“My father says that almost the whole world is asleep. Everybody you know. Everybody you see. Everybody you talk to. He says that only a few people are awake and they live in a state of constant total amazement.”

Patricia Graynamore (Meg Ryan) to Jo Banks (Tom Hanks) in Joe Versus the Volcano (1990).

Tom Hanks and Meg Ryan made a couple of the all time classic romcoms in the 1990s. Sleepless in Seattle in 1993, and then five years later You’ve Got Mail both made fortunes at the box office. However, a few years beforehand they they had made a quirky movie that barely broke even and yet remains as one of my all time top ten favorite films.

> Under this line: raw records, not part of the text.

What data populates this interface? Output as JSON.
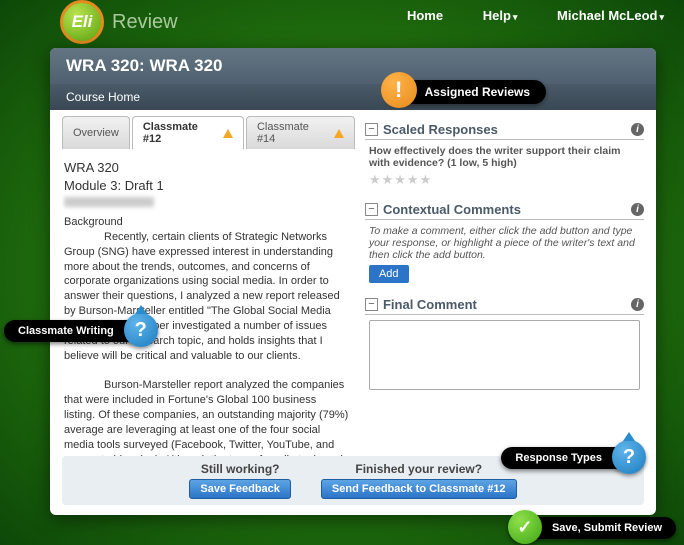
{
  "nav": {
    "home": "Home",
    "help": "Help",
    "user": "Michael McLeod"
  },
  "logo": {
    "badge": "Eli",
    "text": "Review"
  },
  "page": {
    "title": "WRA 320: WRA 320",
    "course_home": "Course Home",
    "assigned_reviews": "Assigned Reviews"
  },
  "tabs": {
    "overview": "Overview",
    "c12": "Classmate #12",
    "c14": "Classmate #14"
  },
  "doc": {
    "course": "WRA 320",
    "module": "Module 3: Draft 1",
    "h_background": "Background",
    "p1_indent": "Recently, certain clients of Strategic Networks Group (SNG) have expressed interest in understanding more about the trends, outcomes, and concerns of corporate organizations using social media. In order to answer their questions, I analyzed a new report released by Burson-Marsteller entitled \"The Global Social Media Checkup.\" This paper investigated a number of issues related to our research topic, and holds insights that I believe will be critical and valuable to our clients.",
    "p2": "Burson-Marsteller report analyzed the companies that were included in Fortune's Global 100 business listing. Of these companies, an outstanding majority (79%) average are leveraging at least one of the four social media tools surveyed (Facebook, Twitter, YouTube, and corporate blogging). Although the type of media tool used varied by geographic location, (Asian-based companies showed higher levels of corporate blogging, whereas U.S. organizations preferred Twitter and Facebook, etc.) the trend towards successful"
  },
  "scaled": {
    "title": "Scaled Responses",
    "prompt": "How effectively does the writer support their claim with evidence? (1 low, 5 high)"
  },
  "contextual": {
    "title": "Contextual Comments",
    "hint": "To make a comment, either click the add button and type your response, or highlight a piece of the writer's text and then click the add button.",
    "add": "Add"
  },
  "final": {
    "title": "Final Comment"
  },
  "footer": {
    "still_q": "Still working?",
    "still_btn": "Save Feedback",
    "done_q": "Finished your review?",
    "done_btn": "Send Feedback to Classmate #12"
  },
  "callouts": {
    "writing": "Classmate Writing",
    "types": "Response Types",
    "submit": "Save, Submit Review"
  }
}
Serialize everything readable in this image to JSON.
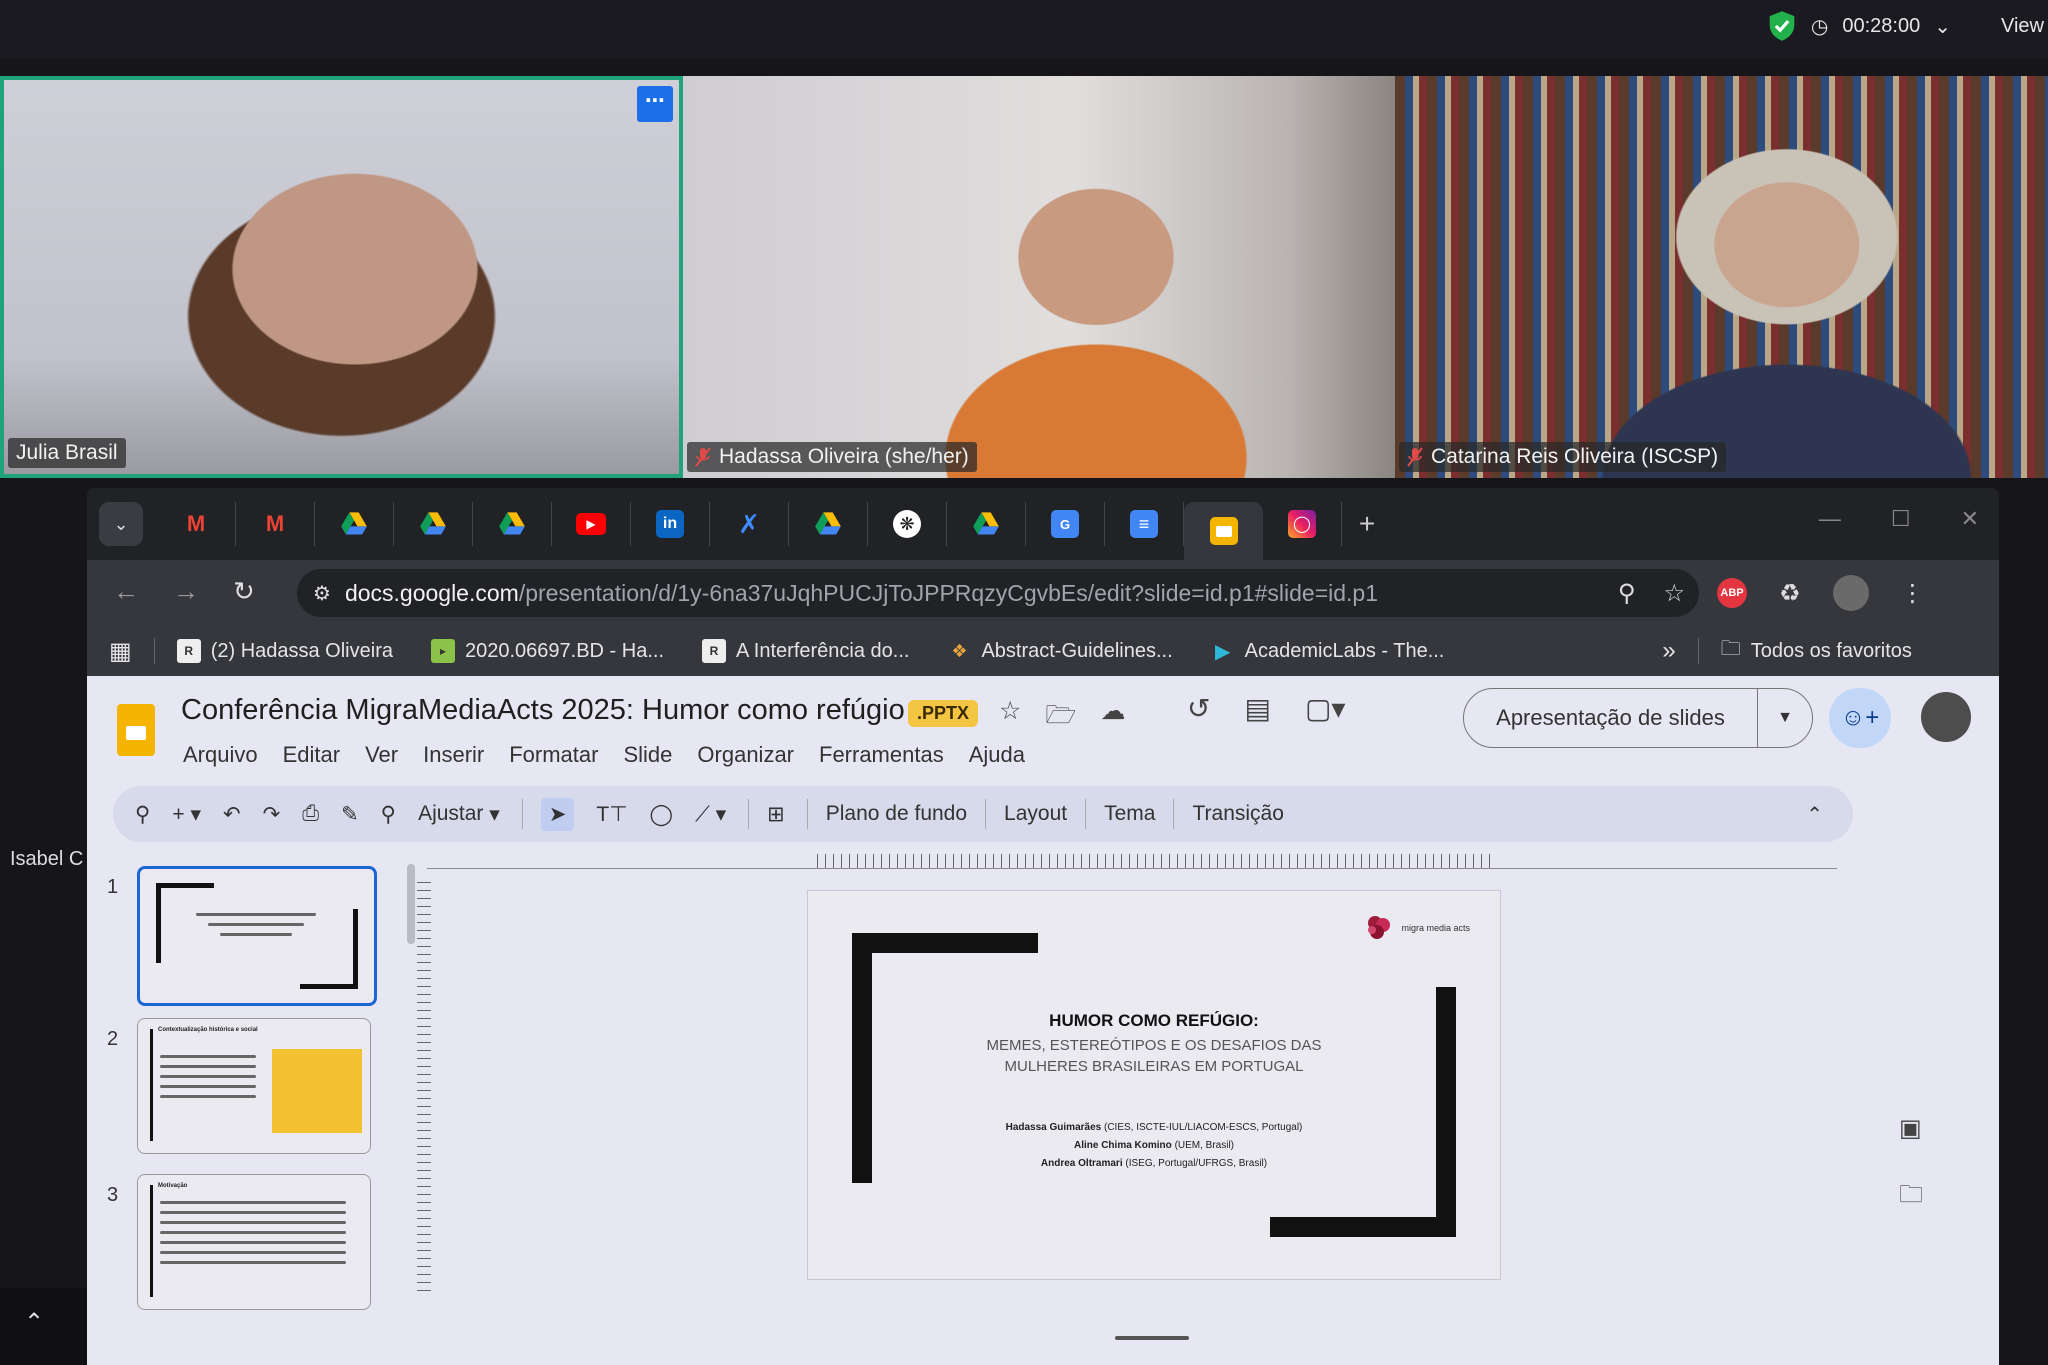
{
  "meeting": {
    "timer": "00:28:00",
    "view_label": "View",
    "participants": [
      {
        "name": "Julia Brasil"
      },
      {
        "name": "Hadassa Oliveira (she/her)"
      },
      {
        "name": "Catarina Reis Oliveira (ISCSP)"
      }
    ],
    "offscreen_participant": "Isabel C",
    "colors": {
      "active_border": "#1fa37a",
      "menu_button": "#1c6fe8"
    }
  },
  "browser": {
    "url_host": "docs.google.com",
    "url_path": "/presentation/d/1y-6na37uJqhPUCJjToJPPRqzyCgvbEs/edit?slide=id.p1#slide=id.p1",
    "tabs": [
      {
        "icon": "gmail-icon"
      },
      {
        "icon": "gmail-icon"
      },
      {
        "icon": "drive-icon"
      },
      {
        "icon": "drive-icon"
      },
      {
        "icon": "drive-icon"
      },
      {
        "icon": "youtube-icon"
      },
      {
        "icon": "linkedin-icon"
      },
      {
        "icon": "confluence-icon"
      },
      {
        "icon": "drive-icon"
      },
      {
        "icon": "chatgpt-icon"
      },
      {
        "icon": "drive-icon"
      },
      {
        "icon": "translate-icon"
      },
      {
        "icon": "docs-icon"
      },
      {
        "icon": "slides-icon",
        "active": true
      },
      {
        "icon": "instagram-icon"
      }
    ],
    "extension_abp": "ABP",
    "bookmarks": [
      {
        "label": "(2) Hadassa Oliveira"
      },
      {
        "label": "2020.06697.BD - Ha..."
      },
      {
        "label": "A Interferência do..."
      },
      {
        "label": "Abstract-Guidelines..."
      },
      {
        "label": "AcademicLabs - The..."
      }
    ],
    "all_bookmarks": "Todos os favoritos"
  },
  "docs": {
    "title": "Conferência MigraMediaActs 2025: Humor como refúgio",
    "badge": ".PPTX",
    "menu": [
      "Arquivo",
      "Editar",
      "Ver",
      "Inserir",
      "Formatar",
      "Slide",
      "Organizar",
      "Ferramentas",
      "Ajuda"
    ],
    "present_label": "Apresentação de slides",
    "toolbar": {
      "zoom_label": "Ajustar",
      "items": [
        "Plano de fundo",
        "Layout",
        "Tema",
        "Transição"
      ]
    },
    "thumbnails": [
      {
        "number": "1"
      },
      {
        "number": "2",
        "title": "Contextualização histórica e social"
      },
      {
        "number": "3",
        "title": "Motivação"
      }
    ],
    "slide": {
      "logo_text": "migra media acts",
      "title": "HUMOR COMO REFÚGIO:",
      "subtitle_line1": "MEMES, ESTEREÓTIPOS E OS DESAFIOS DAS",
      "subtitle_line2": "MULHERES BRASILEIRAS EM PORTUGAL",
      "authors": [
        {
          "name": "Hadassa Guimarães",
          "affiliation": "(CIES, ISCTE-IUL/LIACOM-ESCS, Portugal)"
        },
        {
          "name": "Aline Chima Komino",
          "affiliation": "(UEM, Brasil)"
        },
        {
          "name": "Andrea Oltramari",
          "affiliation": "(ISEG, Portugal/UFRGS, Brasil)"
        }
      ]
    }
  }
}
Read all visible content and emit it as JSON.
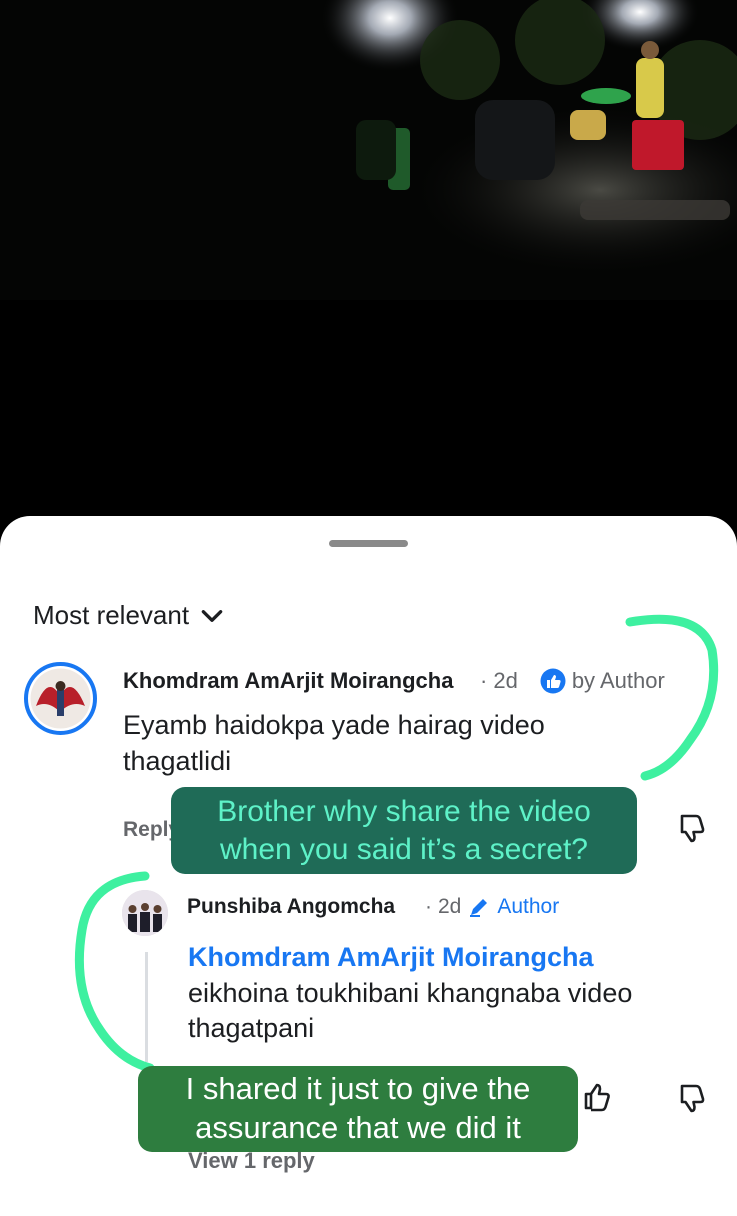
{
  "sheet": {
    "sort_label": "Most relevant"
  },
  "comments": [
    {
      "author": "Khomdram AmArjit Moirangcha",
      "time": "2d",
      "separator": "·",
      "badge": "by Author",
      "badge_icon": "thumbs-up-badge-icon",
      "text": "Eyamb haidokpa yade hairag video thagatlidi",
      "reply_label": "Reply"
    },
    {
      "author": "Punshiba Angomcha",
      "time": "2d",
      "separator": "·",
      "badge": "Author",
      "badge_icon": "pencil-icon",
      "mention": "Khomdram AmArjit Moirangcha",
      "text": "eikhoina toukhibani khangnaba video thagatpani",
      "view_replies_label": "View 1 reply"
    }
  ],
  "annotations": [
    {
      "text": "Brother why share the video when you said it’s a secret?",
      "color": "#5ef2c8",
      "bg": "#1f6b57"
    },
    {
      "text": "I shared it just to give the assurance that we did it",
      "color": "#ffffff",
      "bg": "#2e7d3f"
    }
  ],
  "colors": {
    "accent_blue": "#1877f2",
    "highlight_green": "#3ef0a0"
  }
}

There are many incredible lines by John Patrick Shanley (Moonstruck,Doubt) in Joe Versus the Volcano  but the one that comes back to me most often is the one at the top. It echoes a famous Buddhist anecdote:

Question: “Are you a God?”

Answer: “No.”

Question”Who are you?”

Answer: “I am awake.”

– questions asked of the Buddha.

I do not claim special insight into this state of wakefulness versus being asleep. But I believe it may refer to the fact that most of us go through our day on automatic pilot. We have our routines, which somewhat manifest as the daily schedule, but we also have routine actions and reactions to what happens around us. Something is said on TV and our reaction is always the same. Someone cuts us off in traffic we get annoyed in entirely predictable ways. Your partner does that thing that you hate and your resentment rises. We have the semblance of freewill, but most of the time we are operating more like programmed robots with routine, predictable thoughts, judgments and reactions.

One aspect of meditation is that we are pausing from our normal relationship with our mind. We  pause from automatically going wherever it goes, and we stop to take a closer look at reality, as it is,  in this moment.

We sit. We place our focus and attention on something going on right now. It might be our breath, the sensations of our body, some music, a candle flame burning. And then we observe what happens next.

Usually what happens next is our mind leaps in to grab our attention and get us focusing on something else. Then at some point we see that has happened. In that moment we are becoming slightly more familiar and aware of our own mind.

Little by little though we are starting to break the monopoly of power our mind has on where we are paying attention. Bit by bit we go through our lives less at the beck and call of whatever it wants to think about. As such we are starting to have more agency over what we react to, what we choose to think about, what we are aware of from moment to moment. We are slowly acting less on automatic pilot every second, and ever so slightly, even if just for a moment here and there, waking up.